Images provided are entirely conceptual – only to emphasise what could be delivered over the corridor.

Source: www.urbangrowthnsw.com.au/downloads/file/news/MediaReleaseCENTRALTOEVELEIGH.pdf

Frequently Asked Questions

Why is the NSW Government proposing the Central to Eveleigh redevelopment?

The draft Metropolitan Strategy for Sydney defines priorities for maintaining Sydney’s position as Australia’s number one city and only global city. Central to Eveleigh has been identified as a Global Sydney precinct, with a capacity to create new jobs and attracting new, high value business to the CBD. This can only be done by regenerating the corridor with new development, more green space, and better access to transport and connectivity to adjacent precincts.

What type of development is proposed?

The new precinct will have a mix of medium to high density office, education, retail/hospitality and residential development including social and affordable housing. It also proposes reinforcing local links across the rail corridor, providing more open space and creating new places for people to enjoy. As an extension of Sydney’s CBD, the highest density commercial development is likely to be at the northern end around Central station with medium density mixed use and residential development within the Eveleigh precinct.

What is the process and timeframe?

Regeneration of the entire corridor is long term, underpinned by a vision that is developed by Government in consultation with the community and the private sector. UrbanGrowth NSW will commence initial market discussions with potential occupiers and developers on what is needed in order to attract investment in the corridor. At the same time, UrbanGrowth NSW will seek interest from developers for available land in North Eveleigh and Australian Technology Park.

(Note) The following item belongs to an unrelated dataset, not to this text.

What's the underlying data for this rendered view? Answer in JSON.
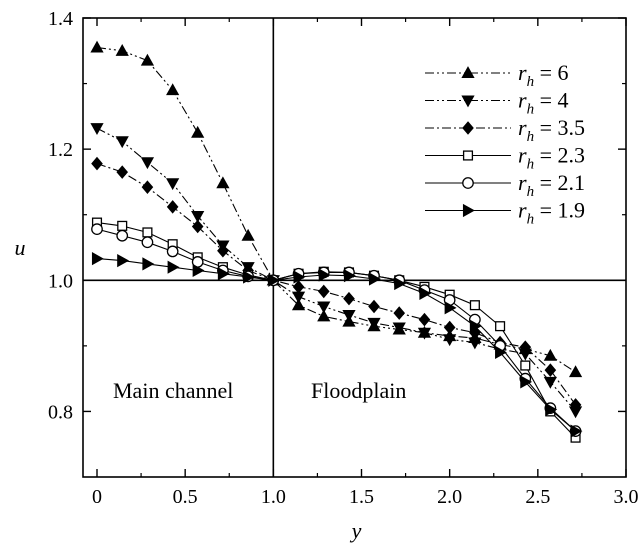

Will Belmore and Prince Alfred Parks be used for development?

The corridor vision is to provide a continuous linear green public open space linking Eveleigh, Redfern and Central Station precincts. This provides an opportunity to enhance and increase the use of existing parks.

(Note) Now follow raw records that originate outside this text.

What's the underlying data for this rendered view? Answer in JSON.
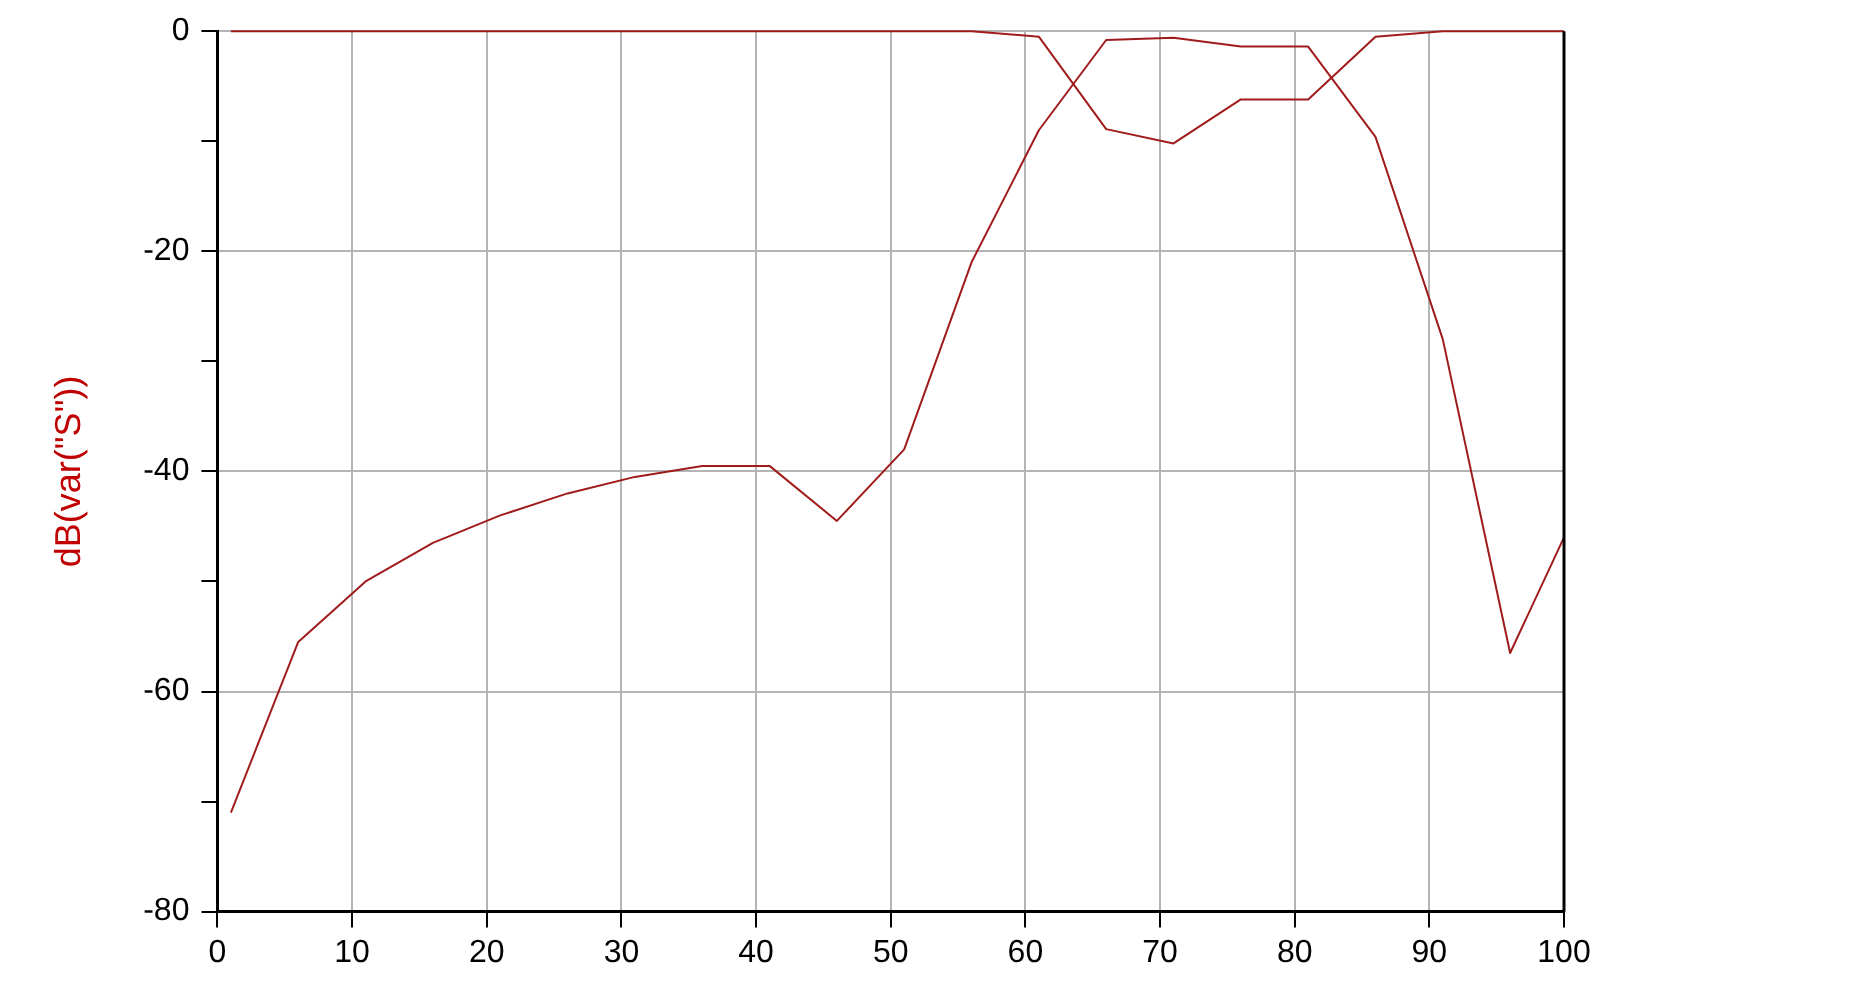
{
  "chart_data": {
    "type": "line",
    "ylabel": "dB(var(\"S\"))",
    "x": [
      1,
      6,
      11,
      16,
      21,
      26,
      31,
      36,
      41,
      46,
      51,
      56,
      61,
      66,
      71,
      76,
      81,
      86,
      91,
      96,
      100
    ],
    "series": [
      {
        "color": "#a01c1c",
        "values": [
          -71,
          -55.5,
          -50,
          -46.5,
          -44,
          -42,
          -40.5,
          -39.5,
          -39.5,
          -44.5,
          -38,
          -21,
          -9,
          -0.8,
          -0.6,
          -1.4,
          -1.4,
          -9.6,
          -28,
          -56.5,
          -46
        ]
      },
      {
        "color": "#a01c1c",
        "values": [
          0,
          0,
          0,
          0,
          0,
          0,
          0,
          0,
          0,
          0,
          0,
          0,
          -0.5,
          -8.9,
          -10.2,
          -6.2,
          -6.2,
          -0.5,
          0,
          0,
          0
        ]
      }
    ],
    "xlim": [
      0,
      100
    ],
    "xticks": [
      0,
      10,
      20,
      30,
      40,
      50,
      60,
      70,
      80,
      90,
      100
    ],
    "ylim": [
      -80,
      0
    ],
    "yticks": [
      -80,
      {
        "value": -70,
        "label": null
      },
      -60,
      {
        "value": -50,
        "label": null
      },
      -40,
      {
        "value": -30,
        "label": null
      },
      -20,
      {
        "value": -10,
        "label": null
      },
      0
    ],
    "grid": true,
    "legend": false,
    "marker": "none",
    "line_style": "solid"
  }
}
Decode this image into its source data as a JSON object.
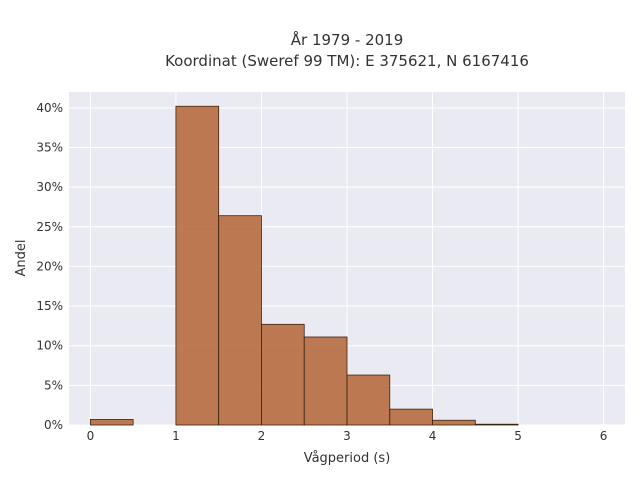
{
  "chart_data": {
    "type": "bar",
    "title_lines": [
      "År 1979 - 2019",
      "Koordinat (Sweref 99 TM): E 375621, N 6167416"
    ],
    "xlabel": "Vågperiod (s)",
    "ylabel": "Andel",
    "xlim": [
      -0.25,
      6.25
    ],
    "ylim": [
      0,
      0.42
    ],
    "xticks": [
      0,
      1,
      2,
      3,
      4,
      5,
      6
    ],
    "xtick_labels": [
      "0",
      "1",
      "2",
      "3",
      "4",
      "5",
      "6"
    ],
    "yticks": [
      0,
      0.05,
      0.1,
      0.15,
      0.2,
      0.25,
      0.3,
      0.35,
      0.4
    ],
    "ytick_labels": [
      "0%",
      "5%",
      "10%",
      "15%",
      "20%",
      "25%",
      "30%",
      "35%",
      "40%"
    ],
    "grid": true,
    "bar_color": "#b5693a",
    "plot_bg": "#eaeaf2",
    "bins": [
      {
        "x0": 0.0,
        "x1": 0.5,
        "value": 0.007
      },
      {
        "x0": 0.5,
        "x1": 1.0,
        "value": 0.0
      },
      {
        "x0": 1.0,
        "x1": 1.5,
        "value": 0.402
      },
      {
        "x0": 1.5,
        "x1": 2.0,
        "value": 0.264
      },
      {
        "x0": 2.0,
        "x1": 2.5,
        "value": 0.127
      },
      {
        "x0": 2.5,
        "x1": 3.0,
        "value": 0.111
      },
      {
        "x0": 3.0,
        "x1": 3.5,
        "value": 0.063
      },
      {
        "x0": 3.5,
        "x1": 4.0,
        "value": 0.02
      },
      {
        "x0": 4.0,
        "x1": 4.5,
        "value": 0.006
      },
      {
        "x0": 4.5,
        "x1": 5.0,
        "value": 0.001
      }
    ]
  }
}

Are heritage listed sites of Central Station and North Eveleigh under threat?

No. The corridor vision recognises the heritage significance of the precinct which is included in both State and City of Sydney Heritage registers. Any future development will need to demonstrate how existing heritage is to be retained.

Is Government only looking at developing above the rail corridor?

While the corridor development strategy is primarily focused on the rail corridor, opportunities to include Government owned land adjacent to the corridor will also be investigated.

How will the community be kept informed on progress of the work?

UrbanGrowth NSW will be reporting regularly to Government, and any updates will be available on the website www.urbangrowthnsw.com.au. Any formal community engagement will be subject to future announcements.

Will the community have input into the development of the area?

Yes. The corridor development vision is at preliminary stage and there will be extensive community consultation. A clear planning framework will be in place before any major changes happen in the precinct.

How is the City of Sydney involved?

UrbanGrowth NSW will be closely consulting with the City of Sydney throughout the development of the corridor strategy.

What is the planning framework?

Planning framework options will be evaluated in parallel with engagement with the market and community. The future of the existing North Eveleigh Concept Plan and Redfern Waterloo Master plan will also be determined as part of this process.

Will development prevent future transport improvements?

One of the key objectives of the corridor development strategy is preservation of future essential transport access. UrbanGrowth NSW will be working closely with Transport for NSW to account for opportunities created by Light Rail, an improved bus network and Sydney’s rail future. There will also be opportunities to upgrade Central and Redfern stations.

Does Government see this as another Barangaroo?

The precinct is most likely too large to be delivered by a single development. The corridor development strategy will look at all feasible development delivery options for bringing land packages or sub precincts to market.